A major secretory defect of tumour-infiltrating T lymphocytes due to galectin impairing LFA-1-mediated synapse completion.

Surface galectin has been shown to contribute to dysfunctions of human tumour-infiltrating lymphocytes (TILs). We show here that galectin-covered CD8 TILs produce normal amounts of intracellular cytokines, but fail to secrete them because of defective actin rearrangements at the synapse. The non-secreting TILs also display reduced adhesion to their targets, together with defective LFA-1 recruitment and activation at the synapse. These defects are relieved by releasing surface galectin. As mild LFA-1 blockade on normal blood T cells emulate the defects of galectin-covered TILs, we conclude that galectin prevents the formation of a functional secretory synapse by preventing optimal LFA-1 triggering. Our results highlight a major secretory defect of TILs that is not revealed by widely used intracellular cytokine immunomonitoring assays. They also provide additional insights into the T-cell response, by showing that different thresholds of LFA-1 triggering are required to promote the intracellular production of cytokines and their secretion.

A short treatment with galactomannan GM-CT-01 corrects the functions of freshly isolated human tumor-infiltrating lymphocytes.

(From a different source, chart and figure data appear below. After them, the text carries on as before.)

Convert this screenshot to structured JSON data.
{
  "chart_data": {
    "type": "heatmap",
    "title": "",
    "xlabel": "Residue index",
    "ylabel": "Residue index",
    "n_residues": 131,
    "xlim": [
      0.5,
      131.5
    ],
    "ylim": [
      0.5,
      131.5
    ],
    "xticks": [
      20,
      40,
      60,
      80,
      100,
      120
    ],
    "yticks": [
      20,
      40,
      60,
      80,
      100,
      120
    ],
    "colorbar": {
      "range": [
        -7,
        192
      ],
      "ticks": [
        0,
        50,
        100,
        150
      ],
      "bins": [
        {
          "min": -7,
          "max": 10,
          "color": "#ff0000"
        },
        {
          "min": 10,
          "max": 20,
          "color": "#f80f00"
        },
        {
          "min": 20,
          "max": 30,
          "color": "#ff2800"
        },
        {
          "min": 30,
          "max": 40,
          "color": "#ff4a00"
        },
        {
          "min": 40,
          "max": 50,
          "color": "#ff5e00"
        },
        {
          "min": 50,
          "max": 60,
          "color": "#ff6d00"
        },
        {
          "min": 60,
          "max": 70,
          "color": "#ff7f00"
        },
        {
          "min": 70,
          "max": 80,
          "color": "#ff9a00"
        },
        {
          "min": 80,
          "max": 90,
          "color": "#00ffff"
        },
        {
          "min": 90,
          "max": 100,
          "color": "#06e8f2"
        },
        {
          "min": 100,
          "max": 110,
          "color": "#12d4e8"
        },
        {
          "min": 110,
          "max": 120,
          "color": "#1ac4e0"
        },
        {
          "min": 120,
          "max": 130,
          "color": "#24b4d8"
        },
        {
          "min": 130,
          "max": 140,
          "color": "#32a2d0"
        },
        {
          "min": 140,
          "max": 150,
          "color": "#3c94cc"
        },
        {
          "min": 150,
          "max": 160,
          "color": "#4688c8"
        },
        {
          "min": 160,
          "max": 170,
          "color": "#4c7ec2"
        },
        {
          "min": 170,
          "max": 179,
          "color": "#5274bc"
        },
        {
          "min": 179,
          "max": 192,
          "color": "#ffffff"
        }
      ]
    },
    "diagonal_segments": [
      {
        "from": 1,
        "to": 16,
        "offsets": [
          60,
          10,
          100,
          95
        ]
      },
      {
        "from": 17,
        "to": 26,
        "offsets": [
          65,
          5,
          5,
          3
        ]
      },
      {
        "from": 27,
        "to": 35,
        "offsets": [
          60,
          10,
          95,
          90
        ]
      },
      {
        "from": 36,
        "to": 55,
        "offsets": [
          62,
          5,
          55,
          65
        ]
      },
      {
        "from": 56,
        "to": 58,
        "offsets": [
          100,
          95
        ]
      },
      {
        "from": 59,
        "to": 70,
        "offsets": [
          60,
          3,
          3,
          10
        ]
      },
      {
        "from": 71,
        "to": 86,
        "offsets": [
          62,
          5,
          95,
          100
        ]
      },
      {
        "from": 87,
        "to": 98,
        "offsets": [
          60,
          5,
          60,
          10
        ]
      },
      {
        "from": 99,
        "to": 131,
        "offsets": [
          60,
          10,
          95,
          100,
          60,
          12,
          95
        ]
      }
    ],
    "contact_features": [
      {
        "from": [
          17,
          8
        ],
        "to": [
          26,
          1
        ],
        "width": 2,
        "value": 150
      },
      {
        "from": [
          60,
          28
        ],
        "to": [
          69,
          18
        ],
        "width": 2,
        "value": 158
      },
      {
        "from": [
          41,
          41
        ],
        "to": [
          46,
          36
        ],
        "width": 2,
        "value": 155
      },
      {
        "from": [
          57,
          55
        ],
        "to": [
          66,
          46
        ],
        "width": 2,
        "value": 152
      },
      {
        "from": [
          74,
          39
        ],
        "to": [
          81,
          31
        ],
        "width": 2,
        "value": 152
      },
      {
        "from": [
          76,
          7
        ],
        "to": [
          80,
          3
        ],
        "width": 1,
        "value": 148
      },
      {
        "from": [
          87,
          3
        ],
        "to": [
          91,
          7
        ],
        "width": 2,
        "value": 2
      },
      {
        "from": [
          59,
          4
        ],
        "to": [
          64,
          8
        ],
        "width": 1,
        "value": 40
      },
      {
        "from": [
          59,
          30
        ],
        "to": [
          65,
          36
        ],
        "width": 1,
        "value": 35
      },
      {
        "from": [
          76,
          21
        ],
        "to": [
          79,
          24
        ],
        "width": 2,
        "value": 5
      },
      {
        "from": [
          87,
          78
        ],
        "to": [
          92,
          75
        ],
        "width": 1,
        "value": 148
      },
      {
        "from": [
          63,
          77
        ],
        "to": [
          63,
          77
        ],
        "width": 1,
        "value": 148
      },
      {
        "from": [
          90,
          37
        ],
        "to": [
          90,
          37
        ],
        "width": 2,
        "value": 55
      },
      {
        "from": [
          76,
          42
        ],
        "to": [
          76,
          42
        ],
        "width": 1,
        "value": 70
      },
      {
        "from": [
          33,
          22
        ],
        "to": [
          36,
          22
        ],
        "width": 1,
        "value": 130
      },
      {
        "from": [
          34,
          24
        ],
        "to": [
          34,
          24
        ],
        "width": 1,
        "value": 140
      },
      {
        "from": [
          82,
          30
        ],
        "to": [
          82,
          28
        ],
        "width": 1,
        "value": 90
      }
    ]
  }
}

PURPOSE: Several galectins are released by tumor cells and macrophages and accumulate in the tumor microenvironment. Galectin-1 and -3 were found to bind to glycosylated receptors at the surface of tumor-infiltrating lymphocytes (TIL), forming glycoprotein-galectin lattices that could reduce the motility and therefore the functionality of surface molecules. In contrast to blood T cells, human TIL show defective IFN-γ secretion upon ex vivo stimulation. We have previously shown that extracellular galectin-3 participates in the impairment of TIL functions. Indeed, disruption of glycoprotein-galectin-3 lattices using anti-galectin-3 antibodies, or N-acetyllactosamine as a competing sugar, boosted cytokine secretion by TIL. Here we have tested a clinical grade galectin antagonist: GM-CT-01, a galactomannan obtained from guar gum reported to be safe in more than 50 patients with cancer. EXPERIMENTAL DESIGN: TIL were isolated from human tumor ascites, treated for 2 to 20 hours with galectin antagonists and tested for function. RESULTS: We found that GM-CT-01 boosts cytotoxicity of CD8(+) TIL and their IFN-γ secretion in a dose-dependent manner. Treating TIL obtained from patients with various cancers, during a few hours, resulted in an increased IFN-γ secretion in up to 80% of the samples. CONCLUSIONS: These observations pave the way for investigating the potential benefit of this galectin antagonist in patients with cancer, alone or combined with cancer vaccination, in order to correct in vivo impaired functions of TIL.